Authors: Panagiotis Charalampopoulos, Bartłomiej Dudek, Paweł Gawrychowski, and Karol Pokorski

Published in: LIPIcs, Volume 259, 34th Annual Symposium on Combinatorial Pattern Matching (CPM 2023)


Abstract
We revisit the Heaviest Induced Ancestors (HIA) problem that was introduced by Gagie, Gawrychowski, and Nekrich [CCCG 2013] and has a number of applications in string algorithms. Let T₁ and T₂ be two rooted trees whose nodes have weights that are increasing in all root-to-leaf paths, and labels on the leaves, such that no two leaves of a tree have the same label. A pair of nodes (u, v) ∈ T₁ × T₂ is induced if and only if there is a label shared by leaf-descendants of u and v. In an HIA query, given nodes x ∈ T₁ and y ∈ T₂, the goal is to find an induced pair of nodes (u, v) of the maximum total weight such that u is an ancestor of x and v is an ancestor of y. Let n be the upper bound on the sizes of the two trees. It is known that no data structure of size 𝒪̃(n) can answer HIA queries in o(log n / log log n) time [Charalampopoulos, Gawrychowski, Pokorski; ICALP 2020]. This (unconditional) lower bound is a polyloglog n factor away from the query time of the fastest 𝒪̃(n)-size data structure known to date for the HIA problem [Abedin, Hooshmand, Ganguly, Thankachan; Algorithmica 2022]. In this work, we resolve the query-time complexity of the HIA problem for the near-linear space regime by presenting a data structure that can be built in 𝒪̃(n) time and answers HIA queries in 𝒪(log n/log log n) time.
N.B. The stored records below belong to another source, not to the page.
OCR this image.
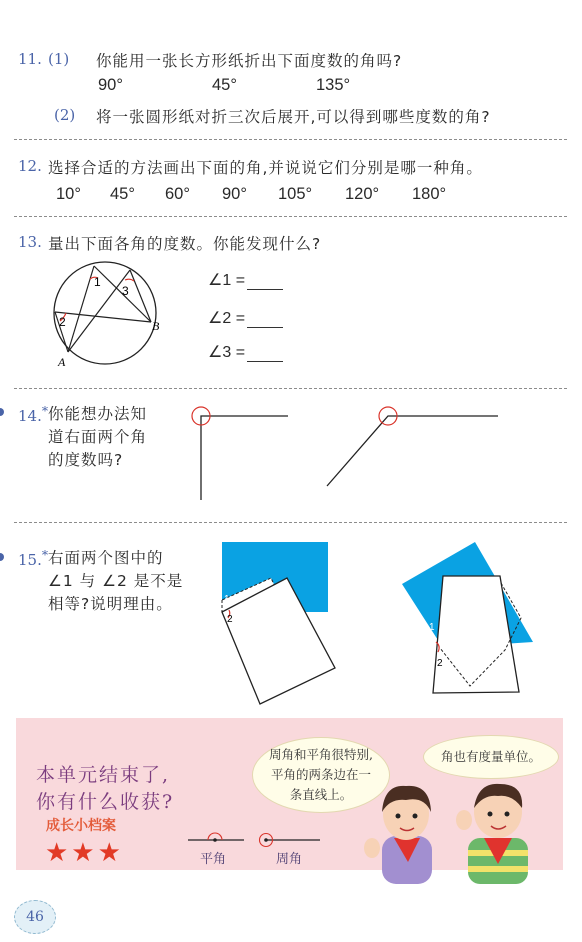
11. (1) 你能用一张长方形纸折出下面度数的角吗?
90°	45°	135°
(2) 将一张圆形纸对折三次后展开,可以得到哪些度数的角?
12. 选择合适的方法画出下面的角,并说说它们分别是哪一种角。
10° 45° 60° 90° 105° 120° 180°
13. 量出下面各角的度数。你能发现什么?
1
3
2	B
A
∠1 =
∠2 =
∠3 =
14.* 你能想办法知
道右面两个角
的度数吗?
15.* 右面两个图中的
∠1 与 ∠2 是不是
相等?说明理由。	1
2
1
2
本单元结束了,
你有什么收获?
成长小档案
★★★	平角	周角
周角和平角很特别,平角的两条边在一条直线上。
角也有度量单位。
46
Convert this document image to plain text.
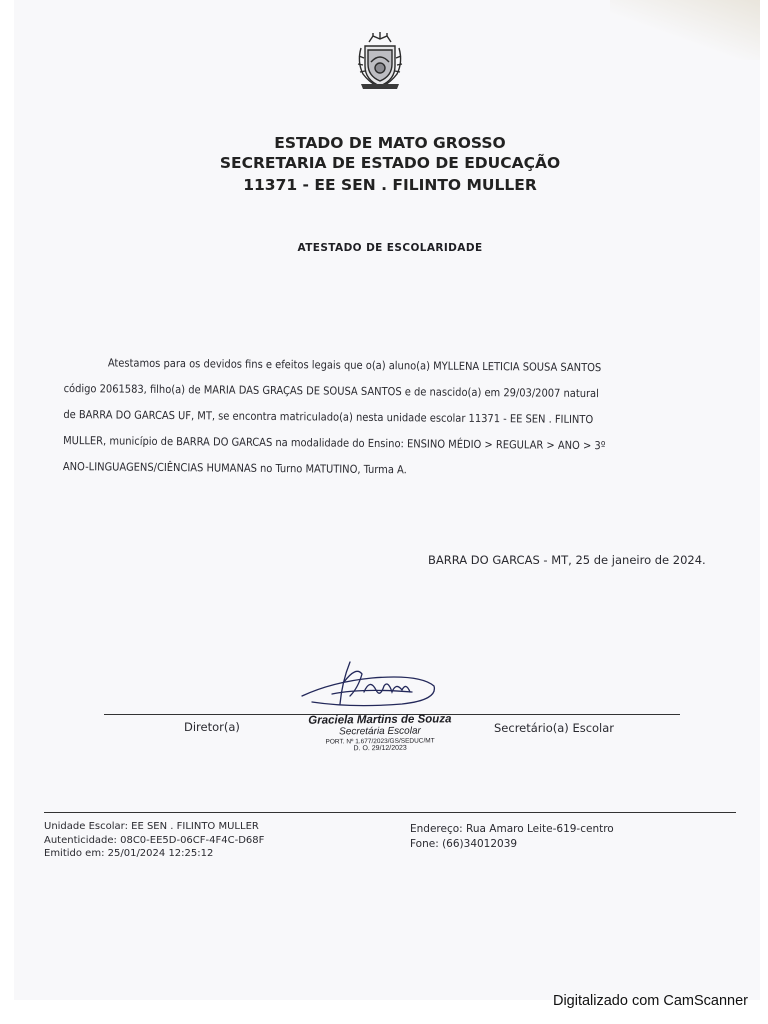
ESTADO DE MATO GROSSO
SECRETARIA DE ESTADO DE EDUCAÇÃO
11371 - EE SEN . FILINTO MULLER
ATESTADO DE ESCOLARIDADE

Atestamos para os devidos fins e efeitos legais que o(a) aluno(a) MYLLENA LETICIA SOUSA SANTOS

código 2061583, filho(a) de MARIA DAS GRAÇAS DE SOUSA SANTOS e de nascido(a) em 29/03/2007 natural

de BARRA DO GARCAS UF, MT, se encontra matriculado(a) nesta unidade escolar 11371 - EE SEN . FILINTO

MULLER, município de BARRA DO GARCAS na modalidade do Ensino: ENSINO MÉDIO > REGULAR > ANO > 3º

ANO-LINGUAGENS/CIÊNCIAS HUMANAS no Turno MATUTINO, Turma A.

BARRA DO GARCAS - MT, 25 de janeiro de 2024.
Diretor(a)	Secretário(a) Escolar
Graciela Martins de Souza
Secretária Escolar
PORT. Nº 1.677/2023/GS/SEDUC/MT
D. O. 29/12/2023
Unidade Escolar: EE SEN . FILINTO MULLER
Autenticidade: 08C0-EE5D-06CF-4F4C-D68F
Emitido em: 25/01/2024 12:25:12
Endereço: Rua Amaro Leite-619-centro
Fone: (66)34012039
Digitalizado com CamScanner
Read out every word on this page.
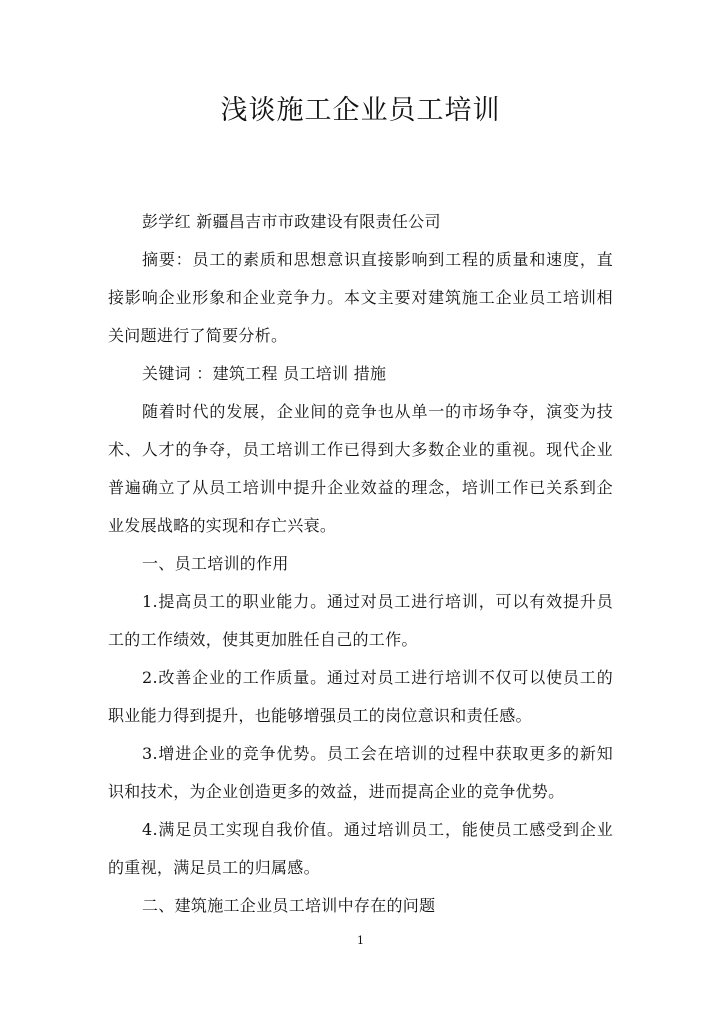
浅谈施工企业员工培训

彭学红 新疆昌吉市市政建设有限责任公司

摘要：员工的素质和思想意识直接影响到工程的质量和速度，直接影响企业形象和企业竞争力。本文主要对建筑施工企业员工培训相关问题进行了简要分析。

关键词 ：建筑工程 员工培训 措施

随着时代的发展，企业间的竞争也从单一的市场争夺，演变为技术、人才的争夺，员工培训工作已得到大多数企业的重视。现代企业普遍确立了从员工培训中提升企业效益的理念，培训工作已关系到企业发展战略的实现和存亡兴衰。

一、员工培训的作用

1.提高员工的职业能力。通过对员工进行培训，可以有效提升员工的工作绩效，使其更加胜任自己的工作。

2.改善企业的工作质量。通过对员工进行培训不仅可以使员工的职业能力得到提升，也能够增强员工的岗位意识和责任感。

3.增进企业的竞争优势。员工会在培训的过程中获取更多的新知识和技术，为企业创造更多的效益，进而提高企业的竞争优势。

4.满足员工实现自我价值。通过培训员工，能使员工感受到企业的重视，满足员工的归属感。

二、建筑施工企业员工培训中存在的问题

1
As a direct corollary, we obtain an 𝒪̃(n)-size data structure that maintains the LCS of a static string and a dynamic string, both of length at most n, in time optimal for this space regime. The main ingredients of our approach are fractional cascading and the utilization of an 𝒪(log n/ log log n)-depth tree decomposition. The latter allows us to break through the Ω(log n) barrier faced by previous works, due to the depth of the considered heavy-path decompositions.

Cite as

Panagiotis Charalampopoulos, Bartłomiej Dudek, Paweł Gawrychowski, and Karol Pokorski. Optimal Near-Linear Space Heaviest Induced Ancestors. In 34th Annual Symposium on Combinatorial Pattern Matching (CPM 2023). Leibniz International Proceedings in Informatics (LIPIcs), Volume 259, pp. 8:1-8:18, Schloss Dagstuhl – Leibniz-Zentrum für Informatik (2023)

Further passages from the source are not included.